Defense Minister Moshe Yaalon said that if the heads of Hamas think that they will be able to “communicate” with us regularly with missiles and rockets, they are seriously mistaken. We will bite our lips in pain over our fallen, but we will not be deterred from continuing this battle until Hamas realizes that the current reality is destructive for them and for the residents of Gaza.
“We are distraught over every civilian that is harmed and over all the civilian infrastructure that has been destroyed, and we will not compromise about it.
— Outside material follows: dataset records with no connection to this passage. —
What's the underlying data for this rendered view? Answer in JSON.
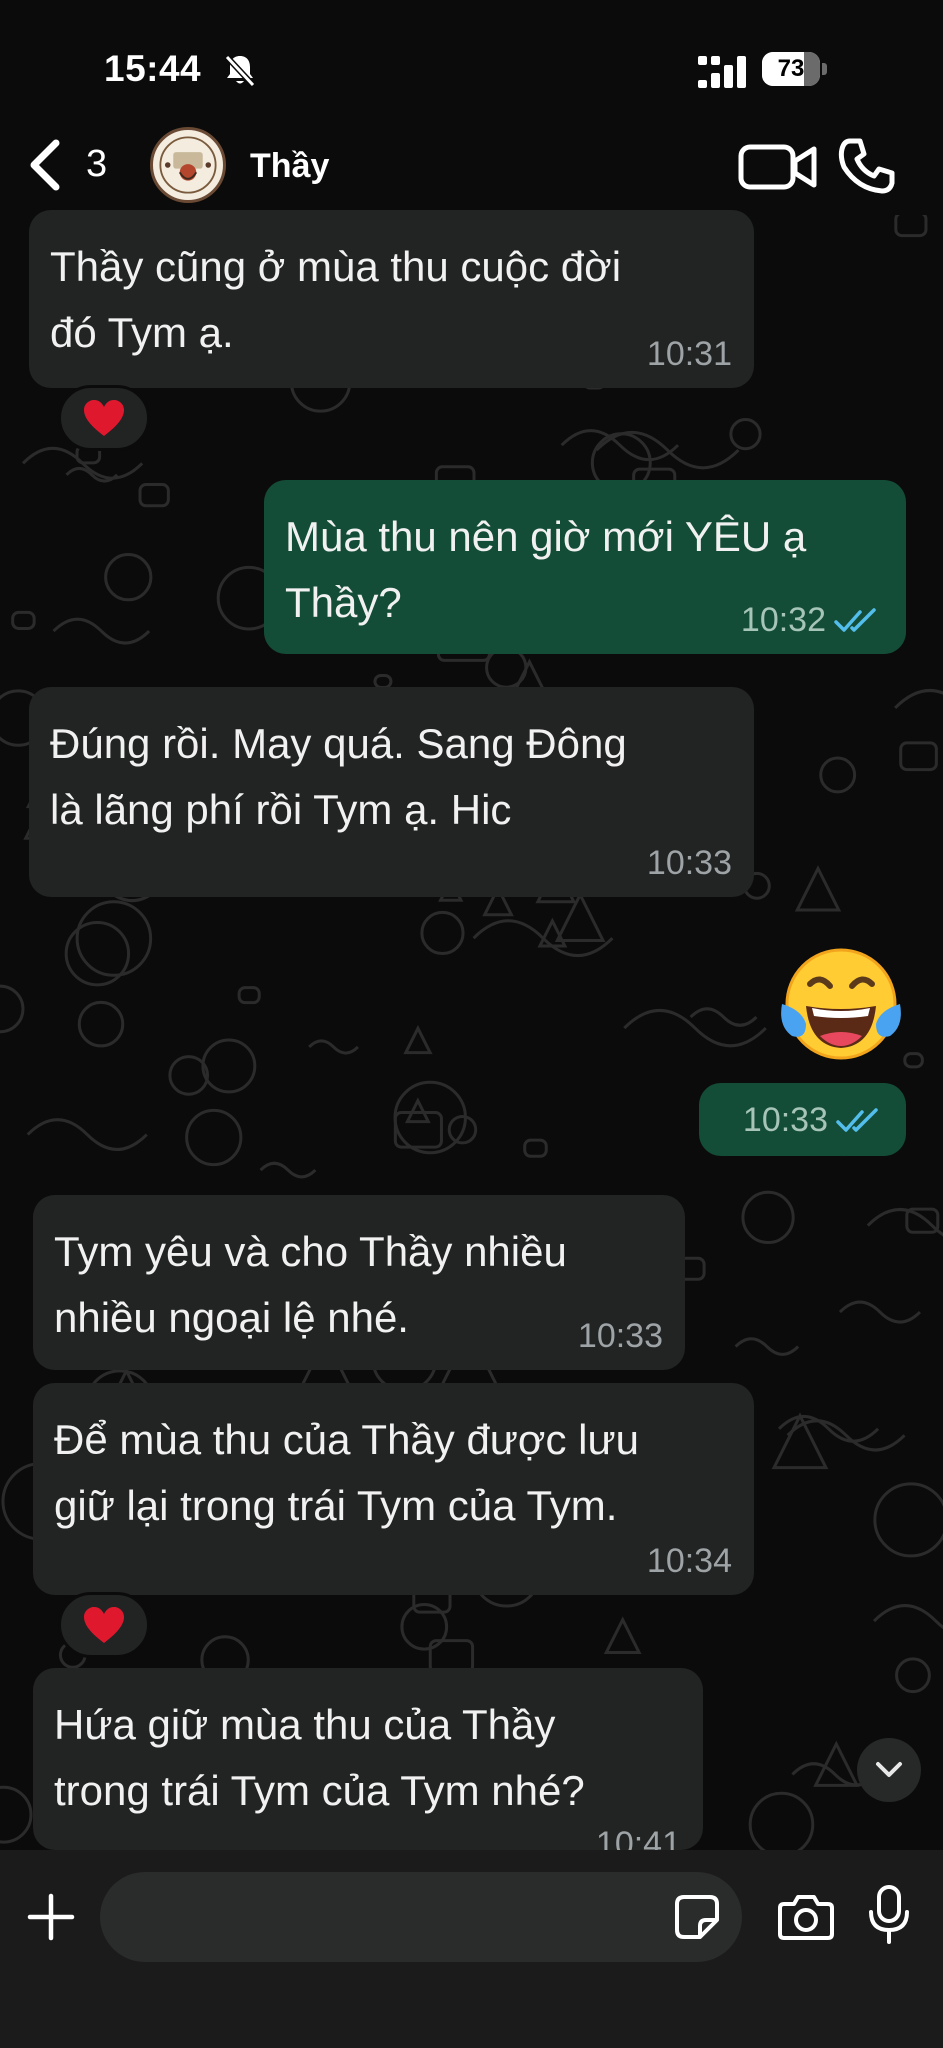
{
  "status_bar": {
    "time": "15:44",
    "battery_level": "73"
  },
  "header": {
    "unread_count": "3",
    "contact_name": "Thầy"
  },
  "messages": [
    {
      "direction": "in",
      "text_lines": [
        "Thầy cũng ở mùa thu cuộc đời",
        "đó Tym ạ."
      ],
      "time": "10:31",
      "reaction": "heart"
    },
    {
      "direction": "out",
      "text_lines": [
        "Mùa thu nên giờ mới YÊU ạ",
        "Thầy?"
      ],
      "time": "10:32",
      "status": "read"
    },
    {
      "direction": "in",
      "text_lines": [
        "Đúng rồi. May quá. Sang Đông",
        "là lãng phí rồi Tym ạ. Hic"
      ],
      "time": "10:33"
    },
    {
      "direction": "out",
      "emoji": "face-with-tears-of-joy",
      "time": "10:33",
      "status": "read"
    },
    {
      "direction": "in",
      "text_lines": [
        "Tym yêu và cho Thầy nhiều",
        "nhiều ngoại lệ nhé."
      ],
      "time": "10:33"
    },
    {
      "direction": "in",
      "text_lines": [
        "Để mùa thu của Thầy được lưu",
        "giữ lại trong trái Tym của Tym."
      ],
      "time": "10:34",
      "reaction": "heart"
    },
    {
      "direction": "in",
      "text_lines": [
        "Hứa giữ mùa thu của Thầy",
        "trong trái Tym của Tym nhé?"
      ],
      "time": "10:41"
    }
  ],
  "composer": {
    "placeholder": ""
  },
  "colors": {
    "incoming_bubble": "#222323",
    "outgoing_bubble": "#144d37",
    "read_ticks": "#53bdeb",
    "background": "#0b0b0b"
  }
}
The residents of Gaza and the world should know that Hamas uses its civilians as human shields, fires from schools and hospitals, and its operatives hide beneath the ground, and with them, as an insurance ploy, they take women and children. While we protect our children and civilians, Hamas sacrifices its children and civilians. The residents of Gaza should know this. The world should know this.”
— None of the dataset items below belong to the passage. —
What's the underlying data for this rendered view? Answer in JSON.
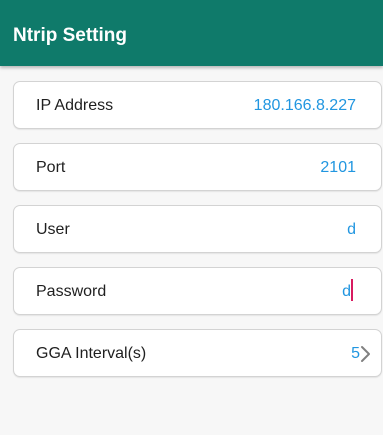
{
  "header": {
    "title": "Ntrip Setting"
  },
  "fields": {
    "ip_address": {
      "label": "IP Address",
      "value": "180.166.8.227"
    },
    "port": {
      "label": "Port",
      "value": "2101"
    },
    "user": {
      "label": "User",
      "value": "d"
    },
    "password": {
      "label": "Password",
      "value": "d"
    },
    "gga_interval": {
      "label": "GGA Interval(s)",
      "value": "5",
      "icon": "chevron-right-icon"
    }
  },
  "colors": {
    "app_bar": "#0f7a6a",
    "value_text": "#2196e0",
    "cursor": "#d81b60"
  }
}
The CGS, Major-General Benny Gantz noted that “we are dealing with the tunnel network. This is a network that spans all over the Gaza Strip. It is complex, but determined, fighting, which focuses step after step, tunnel opening after tunnel opening, tunnel after tunnel, clash after clash. This operation is advancing in an excellent fashion,” he declared.
Gantz later addressed the claim that those not involved in the fighting have been harmed. “… like most Israelis, we are pained to see civilians harmed. We make every effort to warn civilians and distance them, and to direct our fire to the terrorists. Hamas works out of very dense urban areas, and from among its population, in a way that inflicts the fire on them as well. There is a moral obligation there, and as far as protecting our civilians; the destruction is what Hamas is doing to itself,” Gantz said.
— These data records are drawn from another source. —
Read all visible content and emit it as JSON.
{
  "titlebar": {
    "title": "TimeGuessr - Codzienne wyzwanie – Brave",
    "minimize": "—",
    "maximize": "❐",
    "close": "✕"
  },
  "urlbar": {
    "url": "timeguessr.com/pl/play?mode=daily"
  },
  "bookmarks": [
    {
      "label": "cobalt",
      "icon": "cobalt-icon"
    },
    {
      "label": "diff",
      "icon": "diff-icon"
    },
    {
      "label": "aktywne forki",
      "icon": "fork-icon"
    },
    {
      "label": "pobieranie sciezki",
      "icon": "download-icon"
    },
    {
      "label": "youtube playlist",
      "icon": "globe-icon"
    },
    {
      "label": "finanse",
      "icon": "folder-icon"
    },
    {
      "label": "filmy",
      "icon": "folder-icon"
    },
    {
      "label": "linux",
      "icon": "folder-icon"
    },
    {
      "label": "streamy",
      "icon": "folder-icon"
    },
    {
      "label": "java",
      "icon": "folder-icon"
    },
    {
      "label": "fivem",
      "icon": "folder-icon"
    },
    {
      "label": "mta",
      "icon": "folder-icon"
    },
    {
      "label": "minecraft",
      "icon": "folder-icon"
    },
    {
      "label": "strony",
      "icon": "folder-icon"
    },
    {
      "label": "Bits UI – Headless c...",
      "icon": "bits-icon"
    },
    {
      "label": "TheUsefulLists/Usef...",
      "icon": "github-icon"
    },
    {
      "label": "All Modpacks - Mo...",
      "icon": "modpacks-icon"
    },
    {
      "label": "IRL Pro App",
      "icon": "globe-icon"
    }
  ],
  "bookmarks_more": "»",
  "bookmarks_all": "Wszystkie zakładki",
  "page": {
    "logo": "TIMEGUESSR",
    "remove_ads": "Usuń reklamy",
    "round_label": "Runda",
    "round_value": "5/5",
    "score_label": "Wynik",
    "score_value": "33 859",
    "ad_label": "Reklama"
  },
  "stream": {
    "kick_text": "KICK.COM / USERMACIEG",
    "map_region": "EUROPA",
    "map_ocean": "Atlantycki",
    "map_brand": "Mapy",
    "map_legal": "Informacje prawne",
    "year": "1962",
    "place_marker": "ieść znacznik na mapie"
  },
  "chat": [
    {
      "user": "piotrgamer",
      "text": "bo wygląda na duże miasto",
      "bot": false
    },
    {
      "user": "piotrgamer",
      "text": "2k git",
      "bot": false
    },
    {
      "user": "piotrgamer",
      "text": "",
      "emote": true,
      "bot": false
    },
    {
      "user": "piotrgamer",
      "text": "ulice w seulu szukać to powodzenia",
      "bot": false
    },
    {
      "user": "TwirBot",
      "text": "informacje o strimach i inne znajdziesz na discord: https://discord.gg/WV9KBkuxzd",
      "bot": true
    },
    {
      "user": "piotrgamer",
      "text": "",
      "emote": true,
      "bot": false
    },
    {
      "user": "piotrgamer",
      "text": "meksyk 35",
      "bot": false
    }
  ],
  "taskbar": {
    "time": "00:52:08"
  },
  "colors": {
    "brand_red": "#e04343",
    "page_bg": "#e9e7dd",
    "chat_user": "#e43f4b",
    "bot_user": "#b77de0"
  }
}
In the evening, there was a report that the IDF has struck Shifa Hospital, a claim refuted by the CGS. “I have an aerial photo here in my hand, and we are continuing to analyze Hamas firings from the area of the hospital,” he related. “We will work with the necessary determination, we will try not to harm civilians, but the residents of Gaza are advised to distance themselves from places where Hamas operates. We will get there, and when we do, it will be painful,” the Chief of General Staff warned.
Israel also hastened to issue messages to all its allies in the world emphasizing that Yerushalayim immediately accepted the United Nations’ call for a humanitarian ceasefire, but Hamas was the one who violated it repeatedly.
Netanyahu asked his aides to call U.N. Secretary General Ban Ki-moon, and the conversation took place in the late afternoon Monday.
Netanyahu conveyed a strong message, sharply protesting the way Hamas has been posturing, after asking Israel through the United Nations for a humanitarian ceasefire, and then violating it after Israel agreed to it.
Netanyahu told Ban that “the Security Council declaration from Monday addresses the needs of a deadly terror organization that attacks Israeli civilians, and there is no solution to the security needs of Israel, including the demilitarizing of the Gaza Strip, in accordance with a principle already agreed upon in interim agreements with the Palestinians.
“Israel agreed three times to United Nations proposals for humanitarian ceasefires and Hamas violated them all. They are continuing to fire right now at Israeli civilians. Israel will continue to deal with the terror tunnels. This is just the first step of the demilitarization. Instead of international money being used to build terror tunnels to carry out mass attacks against Israeli civilians, the international community needs to work to demilitarize Gaza.”